V2G is, at the moment, a theory. The technology has been developed by multiple researchers. No problem there. Its just that no one or manufacturer in their right mind would allow their car to participate. Regardless of the depth of discharge, it ages the batteries artificially. Maybe we’ll develop some chemistries that don’t age, but we haven’t yet.
Correspondingly, the jury is still out on fast charge (level 3) as well. Extremely high C multiples also artificially age the battery. We have a ways to go here.

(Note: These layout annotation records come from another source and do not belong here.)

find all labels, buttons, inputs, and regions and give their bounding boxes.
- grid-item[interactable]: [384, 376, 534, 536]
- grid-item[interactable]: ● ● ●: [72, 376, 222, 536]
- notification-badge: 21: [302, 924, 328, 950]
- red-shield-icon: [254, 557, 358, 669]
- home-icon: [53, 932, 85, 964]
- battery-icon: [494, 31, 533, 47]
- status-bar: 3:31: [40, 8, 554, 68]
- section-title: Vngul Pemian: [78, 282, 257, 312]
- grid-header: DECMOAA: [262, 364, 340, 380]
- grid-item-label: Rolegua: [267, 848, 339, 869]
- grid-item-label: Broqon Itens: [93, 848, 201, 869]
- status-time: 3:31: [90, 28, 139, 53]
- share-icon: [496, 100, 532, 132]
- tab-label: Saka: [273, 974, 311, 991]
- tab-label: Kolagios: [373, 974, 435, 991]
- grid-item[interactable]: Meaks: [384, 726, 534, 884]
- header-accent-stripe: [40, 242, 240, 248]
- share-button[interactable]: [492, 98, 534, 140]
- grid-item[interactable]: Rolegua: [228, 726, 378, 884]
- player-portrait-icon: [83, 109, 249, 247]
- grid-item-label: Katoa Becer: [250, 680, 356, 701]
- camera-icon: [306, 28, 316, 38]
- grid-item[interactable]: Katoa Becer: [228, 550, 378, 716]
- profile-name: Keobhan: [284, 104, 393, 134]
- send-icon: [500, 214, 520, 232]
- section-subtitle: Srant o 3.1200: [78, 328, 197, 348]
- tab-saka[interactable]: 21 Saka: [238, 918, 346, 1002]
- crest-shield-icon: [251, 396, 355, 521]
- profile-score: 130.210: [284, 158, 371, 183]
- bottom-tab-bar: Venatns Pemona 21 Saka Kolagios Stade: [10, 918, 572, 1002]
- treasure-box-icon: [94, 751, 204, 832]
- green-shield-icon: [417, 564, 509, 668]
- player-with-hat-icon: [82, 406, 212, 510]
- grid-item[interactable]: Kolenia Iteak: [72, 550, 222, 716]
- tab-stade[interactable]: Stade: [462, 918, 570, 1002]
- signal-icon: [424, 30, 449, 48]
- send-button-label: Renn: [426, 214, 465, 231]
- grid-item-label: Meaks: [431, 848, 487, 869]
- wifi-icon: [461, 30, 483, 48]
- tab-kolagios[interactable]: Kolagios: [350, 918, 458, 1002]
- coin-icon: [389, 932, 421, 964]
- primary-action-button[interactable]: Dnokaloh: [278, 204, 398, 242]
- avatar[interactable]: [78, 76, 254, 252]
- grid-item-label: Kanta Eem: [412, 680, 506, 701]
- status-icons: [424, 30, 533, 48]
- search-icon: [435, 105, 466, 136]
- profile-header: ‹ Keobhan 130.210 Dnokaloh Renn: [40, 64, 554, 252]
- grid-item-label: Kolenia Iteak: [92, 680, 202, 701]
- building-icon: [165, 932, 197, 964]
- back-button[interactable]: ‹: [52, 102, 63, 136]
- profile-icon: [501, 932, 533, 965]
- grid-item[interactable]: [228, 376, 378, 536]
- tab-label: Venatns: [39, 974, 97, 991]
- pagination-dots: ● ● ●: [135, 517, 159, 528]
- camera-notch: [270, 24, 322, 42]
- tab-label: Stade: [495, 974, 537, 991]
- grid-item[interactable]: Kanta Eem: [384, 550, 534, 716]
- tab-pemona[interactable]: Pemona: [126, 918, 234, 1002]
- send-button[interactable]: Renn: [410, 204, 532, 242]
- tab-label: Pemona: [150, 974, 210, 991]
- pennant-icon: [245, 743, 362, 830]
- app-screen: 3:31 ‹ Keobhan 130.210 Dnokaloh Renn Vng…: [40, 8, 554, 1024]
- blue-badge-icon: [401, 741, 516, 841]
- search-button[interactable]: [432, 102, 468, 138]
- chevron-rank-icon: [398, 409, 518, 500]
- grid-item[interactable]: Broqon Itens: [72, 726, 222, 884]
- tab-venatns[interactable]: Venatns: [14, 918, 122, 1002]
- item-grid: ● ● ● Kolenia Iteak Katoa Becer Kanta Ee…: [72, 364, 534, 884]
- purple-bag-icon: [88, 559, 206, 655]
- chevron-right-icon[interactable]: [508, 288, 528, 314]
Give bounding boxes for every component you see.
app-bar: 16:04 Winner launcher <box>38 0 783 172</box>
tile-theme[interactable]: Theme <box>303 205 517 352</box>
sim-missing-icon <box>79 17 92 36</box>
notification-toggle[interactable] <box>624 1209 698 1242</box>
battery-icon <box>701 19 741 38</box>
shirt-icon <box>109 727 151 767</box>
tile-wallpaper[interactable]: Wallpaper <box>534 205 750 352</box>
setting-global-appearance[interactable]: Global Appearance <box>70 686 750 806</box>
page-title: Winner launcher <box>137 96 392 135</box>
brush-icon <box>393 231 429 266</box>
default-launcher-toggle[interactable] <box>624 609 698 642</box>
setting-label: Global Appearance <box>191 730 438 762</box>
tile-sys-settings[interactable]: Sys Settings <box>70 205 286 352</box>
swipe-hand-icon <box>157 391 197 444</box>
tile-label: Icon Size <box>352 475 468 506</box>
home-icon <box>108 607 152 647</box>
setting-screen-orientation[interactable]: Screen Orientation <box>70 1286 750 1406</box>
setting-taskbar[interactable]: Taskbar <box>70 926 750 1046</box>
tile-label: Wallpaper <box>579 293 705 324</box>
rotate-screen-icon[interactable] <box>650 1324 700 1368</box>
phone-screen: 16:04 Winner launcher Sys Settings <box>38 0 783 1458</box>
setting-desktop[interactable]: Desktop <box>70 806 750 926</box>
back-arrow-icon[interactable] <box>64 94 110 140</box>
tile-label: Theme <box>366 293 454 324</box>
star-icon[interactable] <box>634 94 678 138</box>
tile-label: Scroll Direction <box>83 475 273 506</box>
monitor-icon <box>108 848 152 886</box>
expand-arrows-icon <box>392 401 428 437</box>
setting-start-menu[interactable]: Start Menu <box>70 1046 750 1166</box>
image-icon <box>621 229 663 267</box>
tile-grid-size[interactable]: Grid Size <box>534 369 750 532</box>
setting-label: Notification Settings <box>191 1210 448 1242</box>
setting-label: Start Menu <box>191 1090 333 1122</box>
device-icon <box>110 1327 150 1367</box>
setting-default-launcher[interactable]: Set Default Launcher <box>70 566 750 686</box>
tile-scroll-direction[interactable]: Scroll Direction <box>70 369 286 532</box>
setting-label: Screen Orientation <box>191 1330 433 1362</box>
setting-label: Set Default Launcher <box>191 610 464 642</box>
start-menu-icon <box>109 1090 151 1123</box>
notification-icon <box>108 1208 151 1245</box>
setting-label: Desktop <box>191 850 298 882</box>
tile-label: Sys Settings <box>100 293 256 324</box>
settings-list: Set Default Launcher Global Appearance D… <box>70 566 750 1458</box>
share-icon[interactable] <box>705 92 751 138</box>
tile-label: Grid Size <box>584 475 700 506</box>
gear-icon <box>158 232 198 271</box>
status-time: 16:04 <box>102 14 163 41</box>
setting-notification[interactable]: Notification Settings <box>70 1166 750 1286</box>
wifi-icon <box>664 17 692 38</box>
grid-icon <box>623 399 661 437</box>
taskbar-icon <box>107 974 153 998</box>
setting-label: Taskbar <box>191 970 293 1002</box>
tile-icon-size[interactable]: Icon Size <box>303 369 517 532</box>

Shucks, I know the solution but the Utilities don’t want me to tell everyone. In the “Good Old Days” when there was no J1772 level 2 charging stations or points, (Over 2 years ago.) we recharged our conversion built EVs from the “Dryer Outlet” but there is a simpler installation setup for “Level two”that results in NO impact on the demand at the residence. It really is simple, Nearly every modern home has an Electric Hot Water Heater. Connect the “Charge point” wiring to the same circuit breaker with a relay to disconnect the water heater while the car is charging. Why the Water Heater, because it has a storage capacity of about one days usage so the charging EV has NO impact on the household routine. Presto, no impact on “Peak or Off-Peak”
Thanks for looking at the marginal effect on the grid of EVs- it’s a subject that gets too little attention (most likely because it’s so hard to get our minds around.) To add to the confusion, we need to look at both the short term effect of charging a vehicle (which power plant will be dispatched to provide the extra electricity) as well as the long term effect (given the extra demand from a large number of EVs, how with the utility supply the extra power? (this could be anything, not just renewables or fossil generation, but also possibly through demand side management (DMS) – better efficiency elsewhere freeing up power to charge cars.)
Personally, my preference is to charge my car with DSM. 😉
You’re right; it’s not as simple as most people believe. Here’s a follow-up I just wrote: http://2greenenergy.com/electric-vehicles-and-coal/32110/.
We also have the phenomenon of seeing what we want to believe. Some people hate the oil companies so much that they’re really not too anxious to take a hard look at the science. Trust me, I understand that feeling.
Again, I support EVs long-term, and if we’re going to get there, we need to start now.